She had me at the sizzling bacon.
I was burrowed deep in a sleeping bag, the glint of sunlight filtering through the tent. Outside, pans rattled on the camp stove, a steady hum audible from the propane as mourning doves cooed. I tried to shake off the last vestiges of rest. Even on a good day, I'm not a morning person. But I'm always a hungry one.
Food or more sleep?
Well, that was a no-brainer. I may have been at Little Sand Bay for the kayaking but, on this trip to Wisconsin's Bayfield Peninsula, food was center stage.
Ten of us were drawn together at this campsite for a "Taste of the Apostle Islands." The kayak trip through St. Paul-based Wilderness Inquiry featured Beth Dooley, a cookbook author and advocate for local foods. The idea was to eat exceedingly well — relying on the area's plentiful fare — when we weren't paddling on Lake Superior. Collectively, we were spurred by the need for adventure and a hunger for good food. And this, the first full day of the long weekend, was off to a great start.

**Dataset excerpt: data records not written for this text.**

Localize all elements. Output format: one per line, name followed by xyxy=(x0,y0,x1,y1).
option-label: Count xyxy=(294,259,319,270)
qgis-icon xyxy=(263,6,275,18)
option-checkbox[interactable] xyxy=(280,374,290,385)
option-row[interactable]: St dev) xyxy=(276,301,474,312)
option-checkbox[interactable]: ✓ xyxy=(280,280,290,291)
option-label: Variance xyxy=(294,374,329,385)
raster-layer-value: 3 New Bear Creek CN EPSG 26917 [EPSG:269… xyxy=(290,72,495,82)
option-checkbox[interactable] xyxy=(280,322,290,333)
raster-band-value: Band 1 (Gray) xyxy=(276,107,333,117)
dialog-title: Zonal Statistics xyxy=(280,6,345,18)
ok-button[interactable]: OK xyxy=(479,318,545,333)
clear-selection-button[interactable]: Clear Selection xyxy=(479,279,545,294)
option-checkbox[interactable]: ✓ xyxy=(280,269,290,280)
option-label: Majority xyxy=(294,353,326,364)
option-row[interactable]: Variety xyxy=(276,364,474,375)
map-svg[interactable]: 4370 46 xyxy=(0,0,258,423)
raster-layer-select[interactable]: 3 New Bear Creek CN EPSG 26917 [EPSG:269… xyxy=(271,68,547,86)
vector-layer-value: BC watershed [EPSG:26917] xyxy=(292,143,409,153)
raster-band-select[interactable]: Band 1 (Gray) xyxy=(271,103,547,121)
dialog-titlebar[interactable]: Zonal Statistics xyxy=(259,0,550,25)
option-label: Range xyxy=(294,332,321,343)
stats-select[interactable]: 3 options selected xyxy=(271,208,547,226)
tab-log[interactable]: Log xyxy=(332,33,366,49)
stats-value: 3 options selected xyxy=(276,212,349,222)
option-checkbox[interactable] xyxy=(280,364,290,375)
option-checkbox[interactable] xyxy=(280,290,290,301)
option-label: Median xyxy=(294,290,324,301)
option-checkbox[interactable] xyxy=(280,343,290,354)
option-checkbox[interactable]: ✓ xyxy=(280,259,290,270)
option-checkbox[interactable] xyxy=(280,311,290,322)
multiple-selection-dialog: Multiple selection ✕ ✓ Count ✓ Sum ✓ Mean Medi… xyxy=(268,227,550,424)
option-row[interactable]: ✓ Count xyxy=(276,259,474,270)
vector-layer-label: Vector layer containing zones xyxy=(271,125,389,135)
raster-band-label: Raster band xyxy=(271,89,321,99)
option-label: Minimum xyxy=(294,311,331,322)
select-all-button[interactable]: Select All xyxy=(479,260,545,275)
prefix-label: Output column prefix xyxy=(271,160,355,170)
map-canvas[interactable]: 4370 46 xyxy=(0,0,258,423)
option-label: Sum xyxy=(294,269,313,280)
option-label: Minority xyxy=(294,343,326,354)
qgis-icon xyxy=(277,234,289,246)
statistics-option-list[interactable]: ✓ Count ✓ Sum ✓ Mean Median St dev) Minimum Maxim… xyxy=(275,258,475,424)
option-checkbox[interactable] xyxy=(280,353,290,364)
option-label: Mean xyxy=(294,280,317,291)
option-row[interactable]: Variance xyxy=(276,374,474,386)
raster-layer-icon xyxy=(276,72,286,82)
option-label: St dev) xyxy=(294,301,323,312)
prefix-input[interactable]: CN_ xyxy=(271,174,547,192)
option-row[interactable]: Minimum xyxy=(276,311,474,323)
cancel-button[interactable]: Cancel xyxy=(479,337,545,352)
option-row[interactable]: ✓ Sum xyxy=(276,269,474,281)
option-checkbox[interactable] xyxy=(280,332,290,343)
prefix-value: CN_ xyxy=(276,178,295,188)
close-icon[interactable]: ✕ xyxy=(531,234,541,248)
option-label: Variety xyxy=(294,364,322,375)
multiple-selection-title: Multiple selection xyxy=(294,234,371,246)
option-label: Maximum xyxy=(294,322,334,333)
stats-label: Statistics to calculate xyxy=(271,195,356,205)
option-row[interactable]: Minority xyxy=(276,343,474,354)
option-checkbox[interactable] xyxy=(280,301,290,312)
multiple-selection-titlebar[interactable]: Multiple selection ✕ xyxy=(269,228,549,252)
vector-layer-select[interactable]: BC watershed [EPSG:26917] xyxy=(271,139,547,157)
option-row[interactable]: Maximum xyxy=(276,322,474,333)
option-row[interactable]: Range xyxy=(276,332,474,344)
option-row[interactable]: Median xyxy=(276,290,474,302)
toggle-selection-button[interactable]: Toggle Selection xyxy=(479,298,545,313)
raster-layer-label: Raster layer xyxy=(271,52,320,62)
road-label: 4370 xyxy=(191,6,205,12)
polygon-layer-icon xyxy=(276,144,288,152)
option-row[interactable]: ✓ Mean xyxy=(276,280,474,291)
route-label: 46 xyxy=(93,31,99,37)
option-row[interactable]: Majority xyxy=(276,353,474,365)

I peeked outside the tent flap. There at the camp stove, Dooley worked the skillets with Matt Heuer, one of our kayak guides and temporary sous chef. Breakfast first, then the water.
Our trip had started the previous afternoon with a stroll through the tiny weekly farmers market in nearby Cornucopia (the name alone shouts "food"). Lake Superior glistened, just yards away on the warm August day. Under the shelter of a few trees and canopies, vendors displayed their goods on card tables and blankets spread on the ground, while their children played on the sandy grass, the marina just a parking lot away.
Though the smattering of fresh vegetables and berries was tempting, the garlic farmers drew our attention with their surprising variety of bulbs, from German Extra Hardy to Korean Red.